- This event has passed.
Fall 2022 GRASP SFI: Zhongyu Li, University of California Berkeley, “Can We Bridge Model-based Control and Model-free RL on Legged Robots?”
September 21 at 3:00 PM - 4:00 PM
*This will be a HYBRID Event with in-person attendance in Levine 307 and Virtual attendance via Zoom.
In this talk, I will provide a brief introduction about our recent progress in applying optimal control and deep reinforcement learning (RL) on legged robots in the real world. I will then dive into our recent work to bridge model-based safety-critical control and model-free RL on a highly nonlinear and complex system, such as a bipedal robot Cassie. Bridging model-based safety and model-free RL for dynamic robots is appealing since model-based methods are able to provide formal safety guarantees, while RL-based methods are able to exploit the robot agility by learning from the full-order system dynamics. I will discuss a new method to combine them by explicitly finding a low-dimensional model of the system controlled by a RL policy and applying stability and safety guarantees on that simple model.

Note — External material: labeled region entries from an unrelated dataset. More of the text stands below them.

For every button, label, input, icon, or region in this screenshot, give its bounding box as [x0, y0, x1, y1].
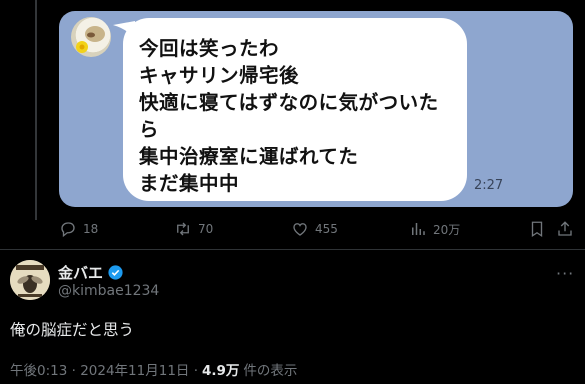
author-name-text: 金バエ [58, 264, 104, 282]
quoted-chat-image[interactable]: 今回は笑ったわ キャサリン帰宅後 快適に寝てはずなのに気がついた ら 集中治療室… [59, 11, 573, 207]
action-bar: 18 70 455 20万 [59, 219, 574, 239]
post-timestamp[interactable]: 午後0:13 · 2024年11月11日 · [10, 359, 198, 379]
bookmark-icon [531, 221, 543, 238]
post-text: 俺の脳症だと思う [10, 321, 135, 339]
like-icon [293, 223, 307, 236]
author-handle[interactable]: @kimbae1234 [58, 283, 159, 299]
like-button[interactable]: 455 [291, 219, 338, 239]
reply-button[interactable]: 18 [59, 219, 98, 239]
thread-connector-line [35, 0, 37, 220]
author-avatar[interactable] [10, 260, 50, 300]
views-button[interactable]: 20万 [409, 219, 460, 239]
verified-badge-icon [108, 265, 123, 280]
chat-message-time: 2:27 [474, 178, 504, 193]
like-count: 455 [315, 222, 338, 236]
more-options-icon[interactable]: ··· [556, 264, 576, 283]
chat-message-text: 今回は笑ったわ キャサリン帰宅後 快適に寝てはずなのに気がついた ら 集中治療室… [139, 37, 439, 195]
views-icon [412, 223, 425, 235]
chat-message-bubble: 今回は笑ったわ キャサリン帰宅後 快適に寝てはずなのに気がついた ら 集中治療室… [123, 18, 467, 201]
bookmark-button[interactable] [528, 219, 546, 239]
reply-count: 18 [83, 222, 99, 236]
author-name[interactable]: 金バエ [58, 262, 124, 283]
share-icon [558, 221, 572, 236]
share-button[interactable] [556, 219, 574, 239]
retweet-count: 70 [198, 222, 214, 236]
retweet-icon [177, 222, 189, 236]
views-count: 20万 [433, 222, 461, 237]
divider [0, 249, 585, 250]
post-meta: 午後0:13 · 2024年11月11日 · 4.9万 件の表示 [10, 359, 297, 379]
reply-icon [61, 222, 75, 238]
chat-contact-avatar [71, 17, 111, 57]
post-views-count: 4.9万 [202, 363, 240, 379]
post-views-label: 件の表示 [243, 363, 298, 379]
retweet-button[interactable]: 70 [174, 219, 213, 239]
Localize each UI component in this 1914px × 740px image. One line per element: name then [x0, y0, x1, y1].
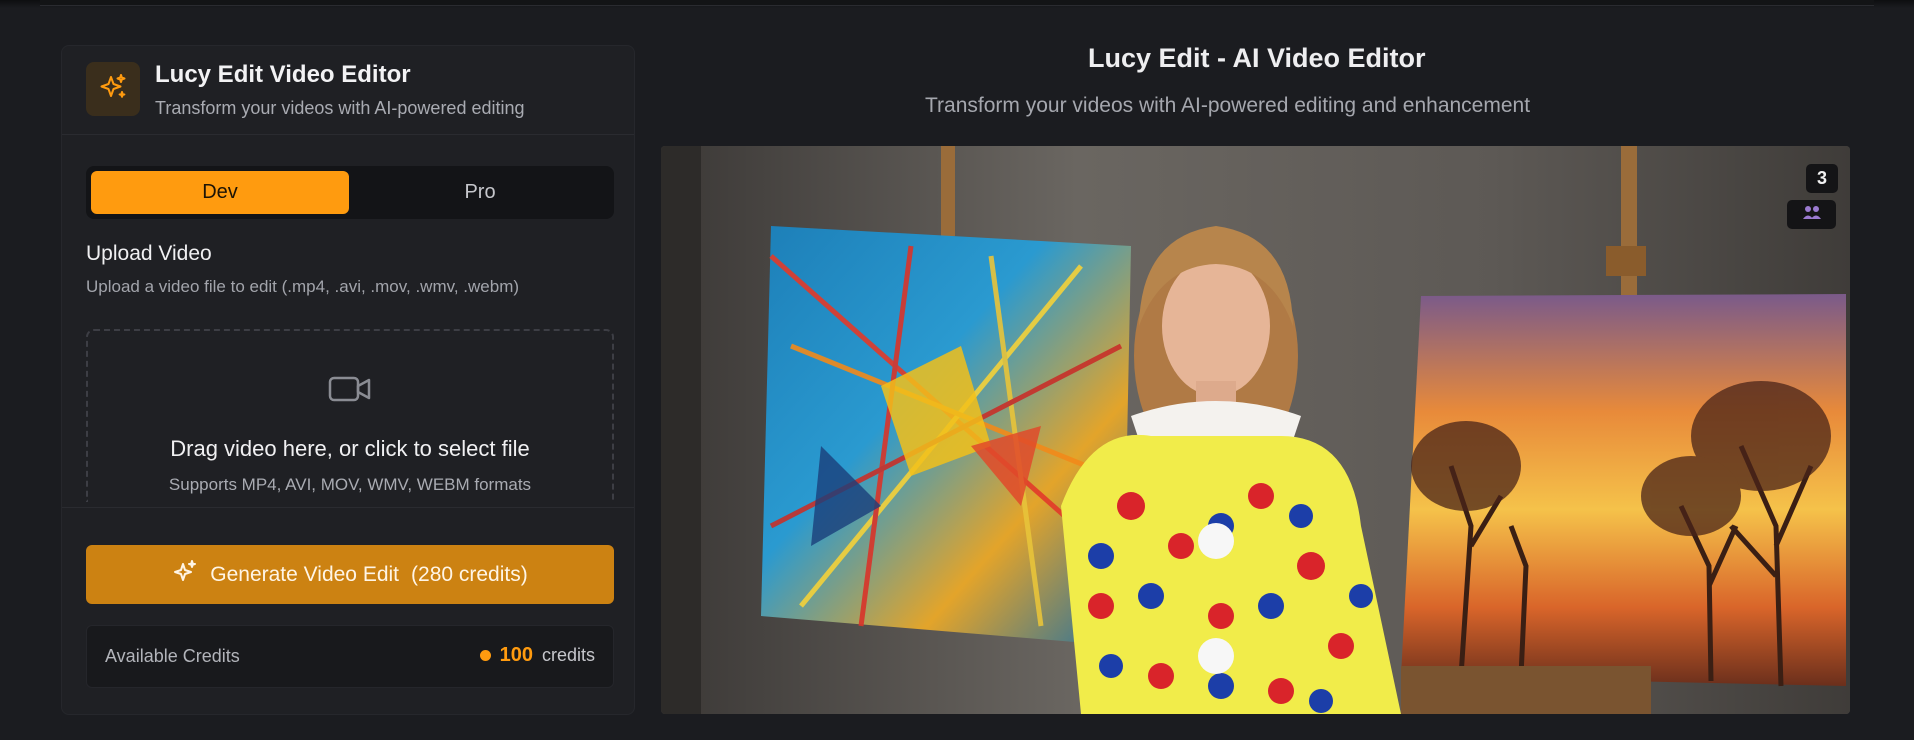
generate-button-cost: (280 credits) [411, 562, 528, 586]
users-badge[interactable] [1787, 200, 1836, 229]
upload-section-title: Upload Video [86, 242, 212, 265]
dropzone-hint: Supports MP4, AVI, MOV, WMV, WEBM format… [168, 475, 532, 494]
generate-button-label: Generate Video Edit [210, 562, 400, 586]
video-count-badge: 3 [1806, 164, 1838, 193]
video-dropzone[interactable]: Drag video here, or click to select file… [86, 329, 614, 502]
credits-value: 100 [499, 644, 533, 666]
tab-dev[interactable]: Dev [91, 171, 349, 214]
sidebar-header: Lucy Edit Video Editor Transform your vi… [62, 46, 634, 135]
app-subtitle: Transform your videos with AI-powered ed… [155, 98, 525, 118]
page-title: Lucy Edit - AI Video Editor [1088, 43, 1426, 73]
dropzone-title: Drag video here, or click to select file [170, 436, 530, 461]
video-frame-illustration [661, 146, 1850, 714]
sidebar-divider [62, 507, 634, 508]
model-tier-toggle: Dev Pro [86, 166, 614, 219]
page-subtitle: Transform your videos with AI-powered ed… [925, 94, 1531, 117]
upload-section-description: Upload a video file to edit (.mp4, .avi,… [86, 277, 520, 296]
app-title: Lucy Edit Video Editor [155, 61, 411, 88]
video-camera-icon [328, 374, 372, 409]
sparkles-icon [172, 559, 198, 591]
top-border [0, 0, 1914, 8]
tab-pro[interactable]: Pro [351, 171, 609, 214]
credits-balance: 100 credits [479, 644, 595, 667]
video-preview[interactable]: 3 [661, 146, 1850, 714]
sparkles-icon [98, 72, 128, 107]
generate-video-edit-button[interactable]: Generate Video Edit (280 credits) [86, 545, 614, 604]
credits-panel: Available Credits 100 credits [86, 625, 614, 688]
credits-dot-icon [479, 650, 491, 661]
users-icon [1802, 204, 1822, 225]
credits-unit: credits [541, 645, 595, 665]
app-logo [86, 62, 140, 116]
editor-sidebar: Lucy Edit Video Editor Transform your vi… [61, 45, 635, 715]
credits-label: Available Credits [105, 646, 240, 666]
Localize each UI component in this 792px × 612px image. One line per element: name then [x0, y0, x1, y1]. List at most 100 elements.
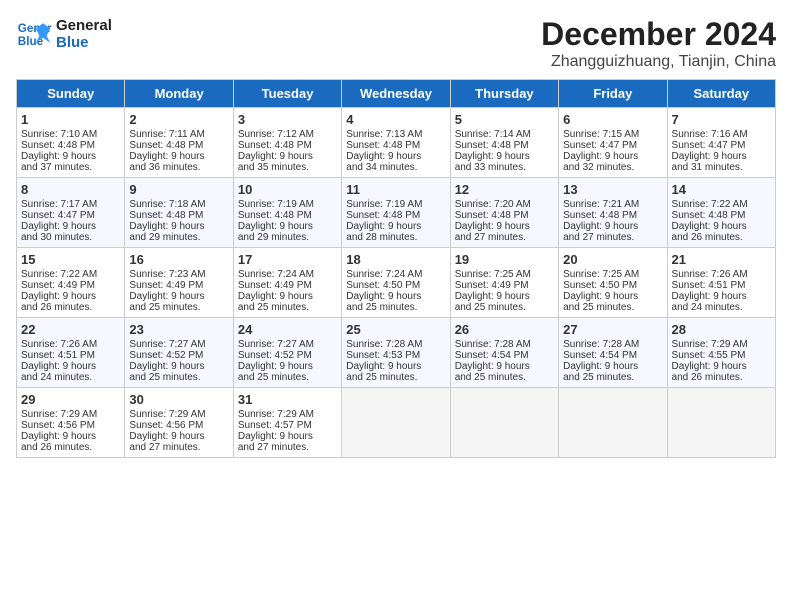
day-info: and 32 minutes.: [563, 162, 662, 173]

University of California Berkeley
Zhongyu Li is a fourth-year PhD student in Mechanical Engineering at UC Berkeley. He is advised by Prof. Koushil Sreenath and focuses on optimal control and reinforcement learning (RL) for legged robots. His work has enabled a bipedal robot Cassie to perform robust and agile maneuvers and to navigate autonomously in unknown and cluttered environments. His work has also enabled quadrupedal robots to function as guide dogs, soccer ball shooters, and collaborative agents. Zhongyu’s work has been the Best Entertainment and Amusement Paper Finalist (IROS 2020), the Best Service Robot Paper Finalist (ICRA 2021), and the Best RoboCup Paper Finalist (IROS 2022).